Right now, as I am writing this, I am barely able to sit up, much less get up from the sofa and go into the kitchen to refill my iced coffee. This is because I am in the middle of what has to be the longest, ongoing backache of a lifetime of backaches.
I’ve been in this situation for the better part of two weeks, but it has gotten worse over the last couple of days. The small of my back feels like the Seattle Seahawks defense used me for tackling practice. When I do get up, I have to slowly take baby steps until I’ve warmed up enough to shuffle my way across the living room. I’m like car that you warm up for 20 minutes before you can drive it on a sub-freezing morning.
This isn’t the only ailment affecting me, however. I’ve also picked up a nice, fat cold that in less than 24 hours has gone from being a couple of annoying sneezes at my desk to a non-stop stream on sniffling and snotting, with the cherry on top being a raspy soreness in my chest. I now know what it felt like to be 19th-century consumption patient.
By all rights, I should be soaking in the tub, or laying flat on my back while eating Alleve gelcaps like they were peanut M&M’s. I should be hunkering down in solitude, alone for at least eight hours before anyone else gets home. I should be relaxing.

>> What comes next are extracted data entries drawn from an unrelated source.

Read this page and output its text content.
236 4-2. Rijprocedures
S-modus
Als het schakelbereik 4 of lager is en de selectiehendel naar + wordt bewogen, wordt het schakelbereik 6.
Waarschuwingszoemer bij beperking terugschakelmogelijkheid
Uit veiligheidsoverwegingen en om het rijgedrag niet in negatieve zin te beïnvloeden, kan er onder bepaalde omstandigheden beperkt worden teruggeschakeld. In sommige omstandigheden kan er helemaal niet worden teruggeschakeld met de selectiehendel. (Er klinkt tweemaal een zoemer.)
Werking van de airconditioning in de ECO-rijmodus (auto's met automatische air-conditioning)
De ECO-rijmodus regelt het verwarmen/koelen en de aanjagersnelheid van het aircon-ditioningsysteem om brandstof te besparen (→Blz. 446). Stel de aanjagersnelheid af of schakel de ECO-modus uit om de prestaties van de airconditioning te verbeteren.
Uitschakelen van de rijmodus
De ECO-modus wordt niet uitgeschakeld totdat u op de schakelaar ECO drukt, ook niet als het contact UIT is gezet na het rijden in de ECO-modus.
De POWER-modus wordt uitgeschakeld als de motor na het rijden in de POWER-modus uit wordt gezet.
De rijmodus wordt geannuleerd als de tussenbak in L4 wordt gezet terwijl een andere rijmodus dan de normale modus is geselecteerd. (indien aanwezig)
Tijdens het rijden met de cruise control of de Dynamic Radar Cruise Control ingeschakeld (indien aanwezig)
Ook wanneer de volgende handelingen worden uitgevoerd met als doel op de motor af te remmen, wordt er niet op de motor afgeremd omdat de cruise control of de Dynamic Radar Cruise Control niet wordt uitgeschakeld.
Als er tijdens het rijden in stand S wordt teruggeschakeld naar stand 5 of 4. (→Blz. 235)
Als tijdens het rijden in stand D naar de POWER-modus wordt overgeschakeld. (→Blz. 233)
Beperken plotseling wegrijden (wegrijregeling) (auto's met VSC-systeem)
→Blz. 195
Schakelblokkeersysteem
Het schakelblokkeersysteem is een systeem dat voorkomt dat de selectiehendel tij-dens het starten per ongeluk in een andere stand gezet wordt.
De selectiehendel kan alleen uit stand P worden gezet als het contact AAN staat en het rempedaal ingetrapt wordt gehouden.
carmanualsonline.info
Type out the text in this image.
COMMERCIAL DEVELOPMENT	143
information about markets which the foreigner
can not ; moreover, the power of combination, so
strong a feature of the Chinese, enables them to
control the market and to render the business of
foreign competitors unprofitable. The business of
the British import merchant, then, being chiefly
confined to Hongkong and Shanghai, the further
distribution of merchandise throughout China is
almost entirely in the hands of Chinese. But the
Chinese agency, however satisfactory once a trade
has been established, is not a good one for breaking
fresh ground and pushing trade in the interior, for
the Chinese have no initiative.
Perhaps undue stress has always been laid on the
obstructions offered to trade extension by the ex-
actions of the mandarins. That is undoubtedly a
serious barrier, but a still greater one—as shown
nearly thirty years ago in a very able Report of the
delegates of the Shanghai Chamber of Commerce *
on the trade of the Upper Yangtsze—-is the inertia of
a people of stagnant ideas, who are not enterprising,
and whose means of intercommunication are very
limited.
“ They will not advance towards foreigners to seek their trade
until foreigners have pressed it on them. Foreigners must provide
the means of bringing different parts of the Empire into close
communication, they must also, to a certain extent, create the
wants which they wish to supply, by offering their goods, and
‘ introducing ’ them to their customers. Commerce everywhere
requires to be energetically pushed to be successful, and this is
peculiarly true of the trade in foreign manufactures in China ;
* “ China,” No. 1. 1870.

The little four-year-old sitting at the coffee table in front of me has made sure that relaxing is exactly what I am not going to do today.
That’s because as I was just about to pull my truck into my driveway yesterday, I got a call from my daughter Maddo’s pre-school. She had woken up from her afternoon nap with a 103-degree fever. Kids getting sick at home is bad. Kids getting sick at school, or daycare, is so much worse. Because it means YOU are going to be taking the next day to sit at home and take care of them.
Of course, being sick yourself doesn’t make answering to your daughter’s every question/demand/plea for a lollipop any easier. Especially when she, inevitably, asks over and over for more grapes or a glass of apple juice just when you have sat down in the hopes of getting a bit of rest for you trenchant back.
And since this is me, it never fails that when I get sick, one of my kids has to pull the same thing herself. Just a few weeks ago, I had to take a couple of days off because I came down with a brief fever, which I had picked up from my younger daughter, Little Sis. Did I get the house to myself to lounge around in and spend all day working through my Netflix queue or catch up on the four episodes of “The Simpsons” that are on my DVR? Oh, hell no.
That’s because Little Sis, in her unknowingly selfish way, still wasn’t well enough to go back to her daycare. She still wasn’t eating much, and thus, needed to stay home with me while I hobbled around and ate little more than dry white toast myself and had to keep Disney Jr. or “Dora The Explorer” running through the day just to have a sense of peace around the house. I love the little girl, but come on…Can’t Daddy be sick by himself for once? (And I’m not talking “Shouldn’t have had that fourth margarita last night sick.” I mean legitimately ill.)
I took Maddo to the doctor’s office this morning as my wife wanted me to ask about little girl’s fever, her saying her right ear was hurting, why we all keep getting sick and if there is any explanation why Maddo has woken up about once a week for the past five weeks with a bloody nose.
Of course, by the time we got to the doctor’s office, and paid the $20 co-pay, the kid was as well as Disney Jr. is entertaining. Temperature was normal. No signs of an ear infection. We all keep getting sick because we have two kids in pre-school and daycare and they are coming into contact with dozens of other germ-filled kids and putting everything into their mouths, and Maddo is getting bloody noses not because she’s got a secret cocaine habit and is doing rails in her bed, but because she can’t help but stick her finger up her nose and dig a little too far for boogers. Just like her daddy used to do.
It’s time to put Maddo down for a nap. She’s asked that I pause Disney Jr. so that she doesn’t miss any of her shows and gets her 13 hours of TV a day. I say, “Sure, sweetie!” And as soon as she’s down, I go back to the TV and immediately turn on last night’s episode of “The Deadliest Catch.”
Childish of me? Maybe. Vengeful? You bet. Daddy’s got to do something for himself especially when he can barely lift that TV remote.